• Methods: P values

    JAMA is running a guide to statistics and methods series. I come across methods tutorials in other journals from time to time as well. I think I’ll start excerpting and pointing readers to them.

    Let’s start with P values, as discussed recently in The BMJ. The setting is an examination of birth weight of infants whose mothers had been randomized to receipt of a certain diet (low glycemic index, but that doesn’t matter) or not.

    The P value for the statistical test of birth weight was P=0.449. The P value represents the proportion of the theoretical infinite number of samples—that is, 0.449 [44.9%]—that have a mean difference in birth weight equal to, or greater than, that observed in the trial above. This is irrespective of whether the mean birth weight was higher or lower for the intervention group than for the control group. More formally, the P value is the probability of obtaining the observed difference between treatment groups in mean birth weight (or a larger one), irrespective of the direction, if there was no difference between treatment groups in mean birth weight in the population, as specified by the null hypothesis. The P value for the statistical test of the primary outcome of birth weight was P=0.449, which was larger than the critical level of significance (0.05). Hence there was no evidence to reject the null hypothesis in favour of the alternative. The inference is that there was no evidence that the intervention and control treatments differed in mean birth weight in the population.

    Usually when I read a P value (or any statistic), I try to get my mind to interpret it according to the definition. I try not to let my mind wander into other (false) characterizations. For instance, I would read P=0.449 as, “Assuming the null hypothesis to be true (i.e., no effect of the diet), the probability of obtaining at least the observed weight difference between diet and control groups is 0.449.” (Secret: Because of the wishy-washy language in most papers, I’m often confused by the reporting of hypothesis tests and the only reliable way I’ve found to understand them is to go back to the definition.)

    I could write a lot more here, and I nearly did. But I’m going to try to keep these methods posts very short and focused. So, I’ll stop. Read The BMJ paper for more on P values, though you can find information elsewhere I’m sure. Also, I’m opening up comments to discuss P values and to solicit pointers to other good, simple methods papers. Feel free to provide additional resources. (Comments automatically close one week from the post’s time stamp.)

    @afrakt

    Share
    Comments closed
     
    • Type II errors (falsely rejecting a false null hypothesis; someone should ban triple negatives) are all too common in “evidence” based medicine. “The study did not achieve P < 0.05, therefore the treatment does not work…" If the P value was 0.1, there is in fact a 90% chance that there is a real difference with treatment, but the study was under powered. The problem is made worse by the fact that insurers have a near term direct interest in rejecting and not paying for new treatments even though they may very well be beneficial.

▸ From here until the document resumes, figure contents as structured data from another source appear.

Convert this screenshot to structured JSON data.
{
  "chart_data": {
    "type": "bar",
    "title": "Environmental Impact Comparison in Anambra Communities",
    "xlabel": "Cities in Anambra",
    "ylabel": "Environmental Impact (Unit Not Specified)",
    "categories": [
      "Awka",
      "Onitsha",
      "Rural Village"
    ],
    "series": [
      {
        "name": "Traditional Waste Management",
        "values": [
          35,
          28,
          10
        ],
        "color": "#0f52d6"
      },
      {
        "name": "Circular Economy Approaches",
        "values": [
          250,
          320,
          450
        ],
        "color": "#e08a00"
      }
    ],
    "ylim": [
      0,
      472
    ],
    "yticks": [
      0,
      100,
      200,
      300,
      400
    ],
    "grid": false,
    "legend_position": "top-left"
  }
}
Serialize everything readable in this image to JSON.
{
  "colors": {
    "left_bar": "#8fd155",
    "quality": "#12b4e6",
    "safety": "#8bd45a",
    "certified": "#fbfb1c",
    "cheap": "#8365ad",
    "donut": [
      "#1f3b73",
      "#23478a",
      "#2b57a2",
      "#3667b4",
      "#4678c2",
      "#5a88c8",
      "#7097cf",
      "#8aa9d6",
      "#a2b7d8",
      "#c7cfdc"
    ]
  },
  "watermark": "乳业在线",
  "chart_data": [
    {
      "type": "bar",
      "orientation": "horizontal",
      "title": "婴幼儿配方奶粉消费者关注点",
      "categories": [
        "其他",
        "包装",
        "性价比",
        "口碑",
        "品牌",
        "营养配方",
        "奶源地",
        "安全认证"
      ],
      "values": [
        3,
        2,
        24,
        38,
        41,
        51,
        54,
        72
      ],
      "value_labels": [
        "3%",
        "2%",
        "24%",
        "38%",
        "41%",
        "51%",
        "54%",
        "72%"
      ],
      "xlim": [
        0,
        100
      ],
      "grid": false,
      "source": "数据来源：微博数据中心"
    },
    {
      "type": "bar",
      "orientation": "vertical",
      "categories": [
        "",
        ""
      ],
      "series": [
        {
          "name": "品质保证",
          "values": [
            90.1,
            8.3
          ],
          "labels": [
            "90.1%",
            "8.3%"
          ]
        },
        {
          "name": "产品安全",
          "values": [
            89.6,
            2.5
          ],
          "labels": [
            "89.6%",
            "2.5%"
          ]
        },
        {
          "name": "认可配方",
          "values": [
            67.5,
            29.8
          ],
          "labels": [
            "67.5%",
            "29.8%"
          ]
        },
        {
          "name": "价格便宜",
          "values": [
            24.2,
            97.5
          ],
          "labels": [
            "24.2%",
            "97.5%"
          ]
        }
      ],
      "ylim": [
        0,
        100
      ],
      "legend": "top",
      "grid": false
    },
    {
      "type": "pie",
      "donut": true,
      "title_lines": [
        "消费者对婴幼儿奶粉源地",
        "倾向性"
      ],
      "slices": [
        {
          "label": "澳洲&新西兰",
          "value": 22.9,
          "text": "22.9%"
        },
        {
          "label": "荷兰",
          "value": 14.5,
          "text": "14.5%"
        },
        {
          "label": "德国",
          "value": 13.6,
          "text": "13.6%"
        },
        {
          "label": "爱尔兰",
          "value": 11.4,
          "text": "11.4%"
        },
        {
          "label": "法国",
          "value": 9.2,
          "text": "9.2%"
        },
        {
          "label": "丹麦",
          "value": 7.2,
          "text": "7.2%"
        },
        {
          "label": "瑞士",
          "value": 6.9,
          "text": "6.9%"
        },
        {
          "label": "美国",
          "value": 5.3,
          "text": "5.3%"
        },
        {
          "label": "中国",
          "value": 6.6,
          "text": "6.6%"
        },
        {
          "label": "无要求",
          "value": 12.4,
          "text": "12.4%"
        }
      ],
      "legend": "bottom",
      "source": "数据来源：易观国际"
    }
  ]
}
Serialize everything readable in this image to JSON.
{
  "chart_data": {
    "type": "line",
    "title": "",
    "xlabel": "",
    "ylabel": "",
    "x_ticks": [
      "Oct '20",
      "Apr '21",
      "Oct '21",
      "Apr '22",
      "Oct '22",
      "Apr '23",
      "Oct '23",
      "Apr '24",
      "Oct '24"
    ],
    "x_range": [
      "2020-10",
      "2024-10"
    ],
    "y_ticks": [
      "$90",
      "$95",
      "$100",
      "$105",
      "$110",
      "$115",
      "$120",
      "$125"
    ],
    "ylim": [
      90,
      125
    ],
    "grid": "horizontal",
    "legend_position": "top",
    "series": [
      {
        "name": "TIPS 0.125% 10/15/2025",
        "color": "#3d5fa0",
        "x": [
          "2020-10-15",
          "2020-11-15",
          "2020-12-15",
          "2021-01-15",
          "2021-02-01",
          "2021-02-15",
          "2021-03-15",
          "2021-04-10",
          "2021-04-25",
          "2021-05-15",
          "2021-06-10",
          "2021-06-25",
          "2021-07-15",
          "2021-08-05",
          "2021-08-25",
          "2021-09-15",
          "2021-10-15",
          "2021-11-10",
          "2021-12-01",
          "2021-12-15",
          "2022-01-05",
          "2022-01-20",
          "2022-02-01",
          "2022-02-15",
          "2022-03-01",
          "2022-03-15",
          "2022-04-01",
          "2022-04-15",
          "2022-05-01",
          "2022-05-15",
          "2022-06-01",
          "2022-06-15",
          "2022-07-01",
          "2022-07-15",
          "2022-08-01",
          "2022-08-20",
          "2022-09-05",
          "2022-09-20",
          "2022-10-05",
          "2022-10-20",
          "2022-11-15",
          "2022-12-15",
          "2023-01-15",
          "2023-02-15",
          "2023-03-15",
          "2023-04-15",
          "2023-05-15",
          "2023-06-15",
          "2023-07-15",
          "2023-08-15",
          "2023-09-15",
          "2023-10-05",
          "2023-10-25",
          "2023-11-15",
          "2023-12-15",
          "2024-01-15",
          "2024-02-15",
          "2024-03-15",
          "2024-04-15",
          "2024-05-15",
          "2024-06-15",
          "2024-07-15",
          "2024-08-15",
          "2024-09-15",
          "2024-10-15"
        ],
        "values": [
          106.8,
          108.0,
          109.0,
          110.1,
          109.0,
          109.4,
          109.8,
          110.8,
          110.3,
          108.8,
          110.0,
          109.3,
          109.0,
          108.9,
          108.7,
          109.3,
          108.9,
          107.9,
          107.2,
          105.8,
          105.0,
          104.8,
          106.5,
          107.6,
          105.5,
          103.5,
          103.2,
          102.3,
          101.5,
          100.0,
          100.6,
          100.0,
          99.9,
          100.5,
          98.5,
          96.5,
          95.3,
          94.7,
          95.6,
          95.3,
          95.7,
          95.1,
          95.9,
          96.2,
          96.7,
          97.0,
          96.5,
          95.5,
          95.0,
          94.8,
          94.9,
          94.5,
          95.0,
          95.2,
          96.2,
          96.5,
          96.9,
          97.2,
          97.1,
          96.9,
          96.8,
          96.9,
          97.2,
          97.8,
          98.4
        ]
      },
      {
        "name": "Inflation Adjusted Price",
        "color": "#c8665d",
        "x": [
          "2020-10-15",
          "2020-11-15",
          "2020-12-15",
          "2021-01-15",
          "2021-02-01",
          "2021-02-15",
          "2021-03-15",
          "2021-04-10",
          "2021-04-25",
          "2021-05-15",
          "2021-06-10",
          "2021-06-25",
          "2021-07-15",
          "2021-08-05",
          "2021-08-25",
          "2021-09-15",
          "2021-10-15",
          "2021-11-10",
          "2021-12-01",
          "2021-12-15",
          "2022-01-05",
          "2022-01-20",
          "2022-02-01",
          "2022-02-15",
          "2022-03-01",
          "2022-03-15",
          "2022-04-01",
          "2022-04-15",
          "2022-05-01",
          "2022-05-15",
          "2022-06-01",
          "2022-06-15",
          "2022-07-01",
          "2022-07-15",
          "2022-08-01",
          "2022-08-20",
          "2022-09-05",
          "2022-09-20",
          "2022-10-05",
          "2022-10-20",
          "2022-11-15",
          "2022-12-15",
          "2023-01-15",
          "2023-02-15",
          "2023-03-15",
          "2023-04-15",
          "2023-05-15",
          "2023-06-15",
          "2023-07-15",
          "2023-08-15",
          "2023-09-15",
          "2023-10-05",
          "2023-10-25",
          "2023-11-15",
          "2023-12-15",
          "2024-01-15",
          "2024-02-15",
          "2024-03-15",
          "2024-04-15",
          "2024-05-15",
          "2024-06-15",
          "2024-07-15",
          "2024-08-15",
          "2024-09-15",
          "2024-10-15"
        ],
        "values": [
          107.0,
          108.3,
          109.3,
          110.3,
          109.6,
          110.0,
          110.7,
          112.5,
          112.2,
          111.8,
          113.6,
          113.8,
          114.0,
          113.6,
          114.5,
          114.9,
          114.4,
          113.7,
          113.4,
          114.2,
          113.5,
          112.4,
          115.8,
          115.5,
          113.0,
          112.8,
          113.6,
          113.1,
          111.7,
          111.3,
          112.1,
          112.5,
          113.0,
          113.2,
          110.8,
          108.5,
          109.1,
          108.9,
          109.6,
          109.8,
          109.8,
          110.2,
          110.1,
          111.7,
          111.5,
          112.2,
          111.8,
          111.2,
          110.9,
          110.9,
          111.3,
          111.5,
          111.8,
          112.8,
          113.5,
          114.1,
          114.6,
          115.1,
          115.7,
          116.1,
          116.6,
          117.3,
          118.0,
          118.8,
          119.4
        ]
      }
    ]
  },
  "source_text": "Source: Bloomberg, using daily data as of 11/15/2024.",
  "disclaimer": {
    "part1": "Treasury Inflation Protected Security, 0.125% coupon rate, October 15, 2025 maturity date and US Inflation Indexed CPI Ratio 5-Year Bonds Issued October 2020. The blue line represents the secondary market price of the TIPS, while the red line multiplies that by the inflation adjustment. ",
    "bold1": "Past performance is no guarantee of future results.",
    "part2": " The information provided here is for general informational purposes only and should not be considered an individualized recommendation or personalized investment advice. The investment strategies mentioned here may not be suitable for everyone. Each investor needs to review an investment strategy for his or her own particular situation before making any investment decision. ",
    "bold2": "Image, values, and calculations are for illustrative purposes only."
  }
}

    • This statement is not true: “The P value represents the proportion of the theoretical infinite number of samples—that is, 0.449 [44.9%]—that have a mean difference in birth weight equal to, or greater than, that observed in the trial above.”

      I really dislike the fact that the author even included it and I appuald Austin for correctly inserting it.

      The author does go on to give the correct statement later in the paragraph but you can just see how many will fail to use the correct one. You have to specify that “Given the null hypothesis is true, the P value represents is the proportion…”.

    • I thought I understood p-values until I read the quote from the BMJ. It left me totally confused.
      Wikipedia has a clear description:
      In statistical significance testing, the p-value is the probability of obtaining a test statistic result at least as extreme as the one that was actually observed, assuming that the null hypothesis is true.